Também na seara penal, o embrião encontra-se protegido, conforme prevalece no artigo 124 do Código Penal: “provocar aborto em si mesma ou consentir que outrem lho provoque, pena de 01 (um) à 03 (três) anos de detenção”. A Lei 11.105/2005, Leia da Biossegurança, em seu artigo quinto, autoriza a utilização de células tronco embrionárias de embriões humanos fertilizados “in vitro” e congelados a mais de 3 anos, lei que foi objeto da ADIN 3.510 de 29 de maio de 2008, analisada em tópico acima. A lei 9.434/97 (Lei dos transplantes), em seu artigo nono parágrafo sétimo diz: “É vedado à gestante dispor de tecidos, órgãos ou partes de seu corpo vivo, exceto quando se tratar de doação de tecido para ser utilizado em transplante de medula óssea e o ato não oferecer risco à sua saúde ou ao feto”. (Grifo nosso).
A legislação protege, com certeza, o embrião, desde que implantado no útero materno, seja ele concebido naturalmente ou por mãos humanas, ‘in vitro”. A questão controvertida situa-se no campo dos embriões não implantados, conservados no congelamento. Já foram portanto concebidos, uma vez que houve a união do gameta feminino com o gameta masculino, porém encontram-se temporária ou permanentemente fora do corpo feminino. A respeito escreve Danubia Cantieri Silva (2013) em A tutela jurídica do embrião implantado à luz da dignidade da pessoa humana:
Dessa forma, se entende a doutrina majoritária que o embrião implantado tem a mesma natureza do nascituro, ser humano já concebido e cujo nascimento é dado como certo. Já o embrião humano resultado da fertilização in vitro, enquanto não for implantado no organismo materno, não goza da proteção conferida ao nascituro, pois a ele não se equipara. Não pode ser considerado ente humano por nascer.

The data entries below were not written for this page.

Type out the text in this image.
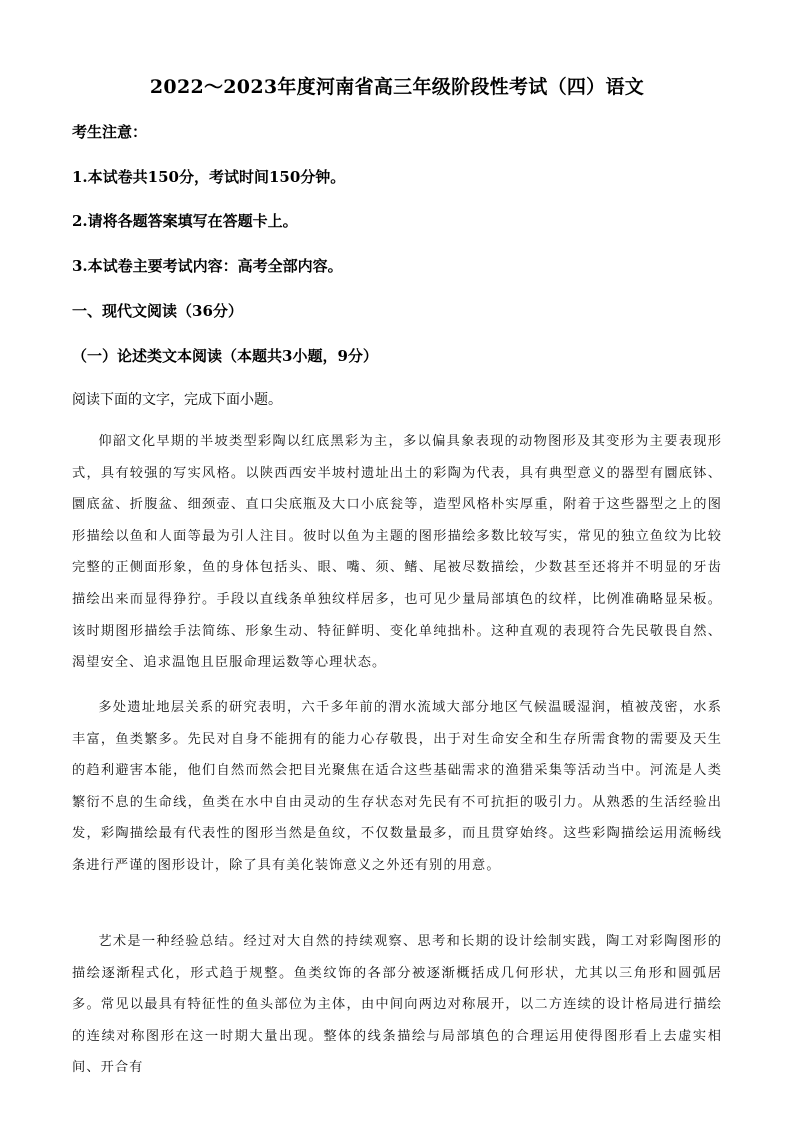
2022～2023年度河南省高三年级阶段性考试（四）语文
考生注意：
1.本试卷共150分，考试时间150分钟。
2.请将各题答案填写在答题卡上。
3.本试卷主要考试内容：高考全部内容。
一、现代文阅读（36分）
（一）论述类文本阅读（本题共3小题，9分）
阅读下面的文字，完成下面小题。
仰韶文化早期的半坡类型彩陶以红底黑彩为主，多以偏具象表现的动物图形及其变形为主要表现形式，具有较强的写实风格。以陕西西安半坡村遗址出土的彩陶为代表，具有典型意义的器型有圜底钵、圜底盆、折腹盆、细颈壶、直口尖底瓶及大口小底瓮等，造型风格朴实厚重，附着于这些器型之上的图形描绘以鱼和人面等最为引人注目。彼时以鱼为主题的图形描绘多数比较写实，常见的独立鱼纹为比较完整的正侧面形象，鱼的身体包括头、眼、嘴、须、鳍、尾被尽数描绘，少数甚至还将并不明显的牙齿描绘出来而显得狰狞。手段以直线条单独纹样居多，也可见少量局部填色的纹样，比例准确略显呆板。该时期图形描绘手法简练、形象生动、特征鲜明、变化单纯拙朴。这种直观的表现符合先民敬畏自然、渴望安全、追求温饱且臣服命理运数等心理状态。
多处遗址地层关系的研究表明，六千多年前的渭水流域大部分地区气候温暖湿润，植被茂密，水系丰富，鱼类繁多。先民对自身不能拥有的能力心存敬畏，出于对生命安全和生存所需食物的需要及天生的趋利避害本能，他们自然而然会把目光聚焦在适合这些基础需求的渔猎采集等活动当中。河流是人类繁衍不息的生命线，鱼类在水中自由灵动的生存状态对先民有不可抗拒的吸引力。从熟悉的生活经验出发，彩陶描绘最有代表性的图形当然是鱼纹，不仅数量最多，而且贯穿始终。这些彩陶描绘运用流畅线条进行严谨的图形设计，除了具有美化装饰意义之外还有别的用意。
艺术是一种经验总结。经过对大自然的持续观察、思考和长期的设计绘制实践，陶工对彩陶图形的描绘逐渐程式化，形式趋于规整。鱼类纹饰的各部分被逐渐概括成几何形状，尤其以三角形和圆弧居多。常见以最具有特征性的鱼头部位为主体，由中间向两边对称展开，以二方连续的设计格局进行描绘的连续对称图形在这一时期大量出现。整体的线条描绘与局部填色的合理运用使得图形看上去虚实相间、开合有
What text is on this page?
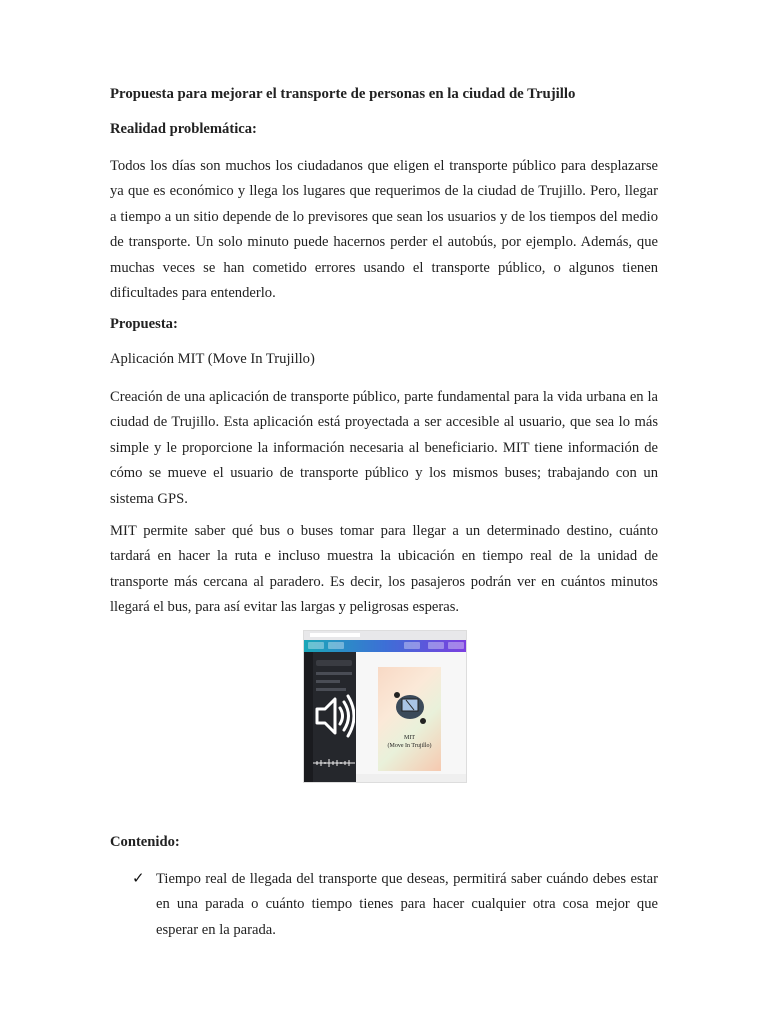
Propuesta para mejorar el transporte de personas en la ciudad de Trujillo
Realidad problemática:
Todos los días son muchos los ciudadanos que eligen el transporte público para desplazarse ya que es económico y llega los lugares que requerimos de la ciudad de Trujillo. Pero, llegar a tiempo a un sitio depende de lo previsores que sean los usuarios y de los tiempos del medio de transporte. Un solo minuto puede hacernos perder el autobús, por ejemplo. Además, que muchas veces se han cometido errores usando el transporte público, o algunos tienen dificultades para entenderlo.
Propuesta:
Aplicación MIT (Move In Trujillo)
Creación de una aplicación de transporte público, parte fundamental para la vida urbana en la ciudad de Trujillo. Esta aplicación está proyectada a ser accesible al usuario, que sea lo más simple y le proporcione la información necesaria al beneficiario. MIT tiene información de cómo se mueve el usuario de transporte público y los mismos buses; trabajando con un sistema GPS.
MIT permite saber qué bus o buses tomar para llegar a un determinado destino, cuánto tardará en hacer la ruta e incluso muestra la ubicación en tiempo real de la unidad de transporte más cercana al paradero. Es decir, los pasajeros podrán ver en cuántos minutos llegará el bus, para así evitar las largas y peligrosas esperas.
MIT
(Move In Trujillo)
Contenido:
✓ Tiempo real de llegada del transporte que deseas, permitirá saber cuándo debes estar en una parada o cuánto tiempo tienes para hacer cualquier otra cosa mejor que esperar en la parada.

Tal controvérsia, com foco no Direito sucessório deverá ser analisada no próximo tópico.
3 EMBRIÕES EXCEDENTÁRIOS
Buscando a definição própria do termo, voltamos ao Vocabulário Jurídico do mestre De Plácido e Silva (2014, p. 802) onde encontramos:
EMBRIÃO EXCENDENTÁRIO. Referido no art. 1.597 do Código Civil de 2002, o embrião excedentário é aquele resultante de inseminação artificial e excedente do número de embriões que podem ser utilizados, sendo guardado em processo de conservação para posterior utilização. (nsf)
Conforme já analisado, o embrião obtido por manipulação humana, conserva todas as características do status de ser humano, em que pese as diversas considerações e teorias sobre a hora exata do início da vida, uma vez que acontece a fecundação, ou seja, a união do gameta feminino com o gameta masculino, operando o milagre da criação e o surgimento de um ser humano único, pois diferenciado de todos os demais, possuindo material genético (DNA) irrepetível. Importante destacar depoimento da Doutora Lenize Garcia professora do Departamento de Biologia Celular da Universidade de Brasília, constante do voto do relator da ADIN 3.510, Ministro Aires Brito:[11: Supremo Tribunal Federal, Ação Direta de Inconstitucionalidade, nº 3.510 Distrito Federal, Tribunal Pleno, 25.08.2008. Página 18.]
"Nosso grupo traz o embasamento científico para afirmarmos que a vida humana começa na fecundação, tal como está colocado na solicitação da Procuradoria. (...) Já estão definidas, aí, as características genéticas desse indivíduo; já está definido se é homem ou mulher nesse primeiro momento (...). Tudo já está definido, neste primeiro momento da fecundação. Já estão definidas eventuais doenças genéticas (...). Também já estarão aí as tendências herdadas: o dom para a música, pintura, poesia. Tudo já está ali na primeira célula formada. O zigoto de Mozart já tinha dom para a música e Drummond, para a poesia. Tudo já está lá. É um ser humano irrepetível".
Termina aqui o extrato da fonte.